Le nouveau modèle de financement engagé à partir de 2017 fait peser une grande incertitude sur l’avenir de nos activités.

La tarification à l’activité (T2A) SSR repoussée plusieurs fois devrait s’appliquer à compter du 1er janvier sous le nom de dotation modulée à l’activité (DMA).

Chaque séjour devrait être rémunéré en fonction d’un mode de description des activités qui prend très peu en compte les ressources réellement consommées. Le dispositif des bornes hautes et basses, bien connu en MCO (médecine, chirurgie, obstétrique) devrait également être appliqué, mécanisme qui n’est pas neutre pour nos pratiques cliniques.

Enfin, la dimension des unités est une source de fragilité tant organisationnelle que budgétaire.

Des professionnels en petit nombre, souvent à temps partiel, hautement qualifiés donnent peu de solutions au gestionnaire. Chaque absence ou départ est un casse-tête difficile à surmonter. Le principe « un patient – un rééducateur », gage de qualité, est mis à mal dès que le professionnel et/ou le patient s’absente. Les conséquences budgétaires tant en dépenses (heures supplémentaires, formations, etc.) sont tout aussi immédiates que les pertes de recettes.

De leur côté, les caisses primaires d’assurance maladie (CPAM), souvent par méconnaissance de nos spécificités, dressent l’obstacle de la prise en charge des transports, alors que c’est la rareté de l’offre qui génère ces coûts induits par la distance entre domicile et lieu de soins.

Conclusion

Le financement des établissements recevant des déficients visuels est non seulement incertain, mais de plus fera sans doute face dans les années qui viennent à une remise en cause sans précédent de ses pratiques. L’incertitude tient à l’absence de bases épidémiologiques qui quantifierait le besoin, et à la rareté de l’offre qui perdure encore aujourd’hui. La diversité des pratiques et la réforme de la tarification sont des risques majeurs qui pèsent sur la conduite médico-administrative des établissements pour les années à venir.

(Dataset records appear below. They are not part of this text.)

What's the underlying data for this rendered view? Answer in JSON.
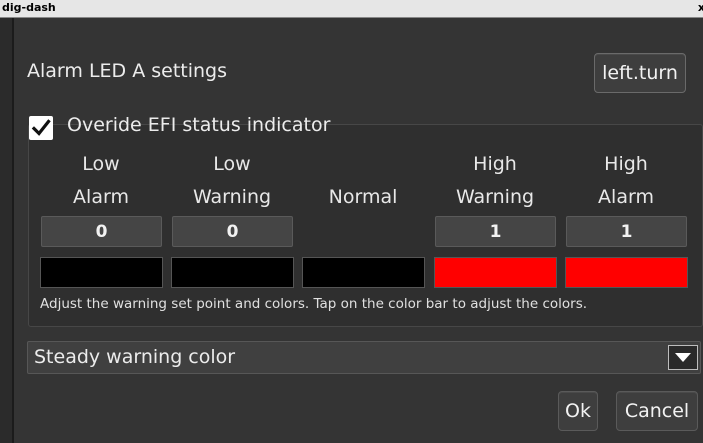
{
  "window": {
    "title": "dig-dash",
    "close_glyph": "x"
  },
  "dialog": {
    "heading": "Alarm LED A settings",
    "turn_button": "left.turn",
    "override": {
      "checked": true,
      "label": "Overide EFI status indicator"
    },
    "columns": [
      {
        "label_line1": "Low",
        "label_line2": "Alarm",
        "value": "0",
        "color": "#000000"
      },
      {
        "label_line1": "Low",
        "label_line2": "Warning",
        "value": "0",
        "color": "#000000"
      },
      {
        "label_line1": "",
        "label_line2": "Normal",
        "value": "",
        "color": "#000000"
      },
      {
        "label_line1": "High",
        "label_line2": "Warning",
        "value": "1",
        "color": "#ff0000"
      },
      {
        "label_line1": "High",
        "label_line2": "Alarm",
        "value": "1",
        "color": "#ff0000"
      }
    ],
    "hint": "Adjust the warning set point and colors. Tap on the color bar to adjust the colors.",
    "warning_mode": {
      "selected": "Steady warning color"
    },
    "ok_button": "Ok",
    "cancel_button": "Cancel"
  },
  "icons": {
    "checkbox": "checkmark-icon",
    "dropdown": "chevron-down-icon"
  }
}
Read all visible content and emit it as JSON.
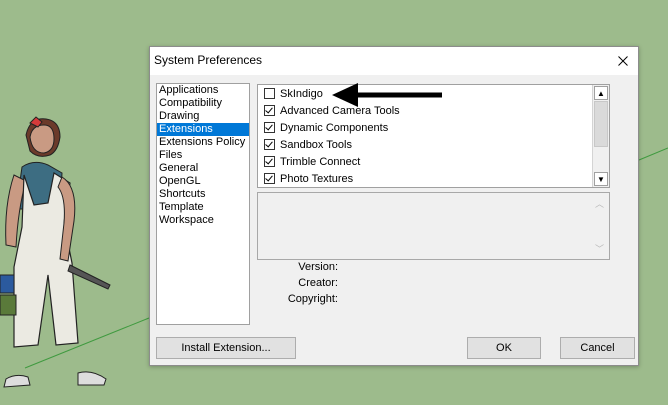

La pérennité de l’activité médicale de réadaptation de la déficience visuelle dépend de la capacité des acteurs de la « basse vision » d’élaborer et de défendre sans tarder un ensemble de bonnes pratiques. Des pratiques cliniques éprouvées, évaluées, partagées sont seules à même de décrire pathologie par pathologie, patient par patient, les programmes de réadaptation à préconiser. Cela suppose de disposer de bilans (ophtalmologiques, ergothérapiques, orthoptiques, etc.) à même de préparer la prescription médicale de réadaptation, que celle-ci s’exerce en ambulatoire, en hôpital de jour ou en hospitalisation complète. La prescription induit les ressources nécessaires et ainsi le coût du programme.

Sans ce travail, qui est déjà engagé entre professionnels au sein du groupe des SSR pour déficients visuels, les négociations pour obtenir une tarification adaptée seront difficiles sinon vaines.

Mais, au travers de notre spécificité, de l’innovation, de la formation des professionnels, etc., des opportunités se présenteront à nous pour compléter nos financements et assurer la pérennité des prises en charge au bénéfice des patients.

À l’heure où ces lignes sont écrites, rien ne permet de dire que le financement actuel de nos programmes de réadaptation est garanti au-delà de la période 2017-2022 de montée en charge de la réforme du financement. Il faut agir.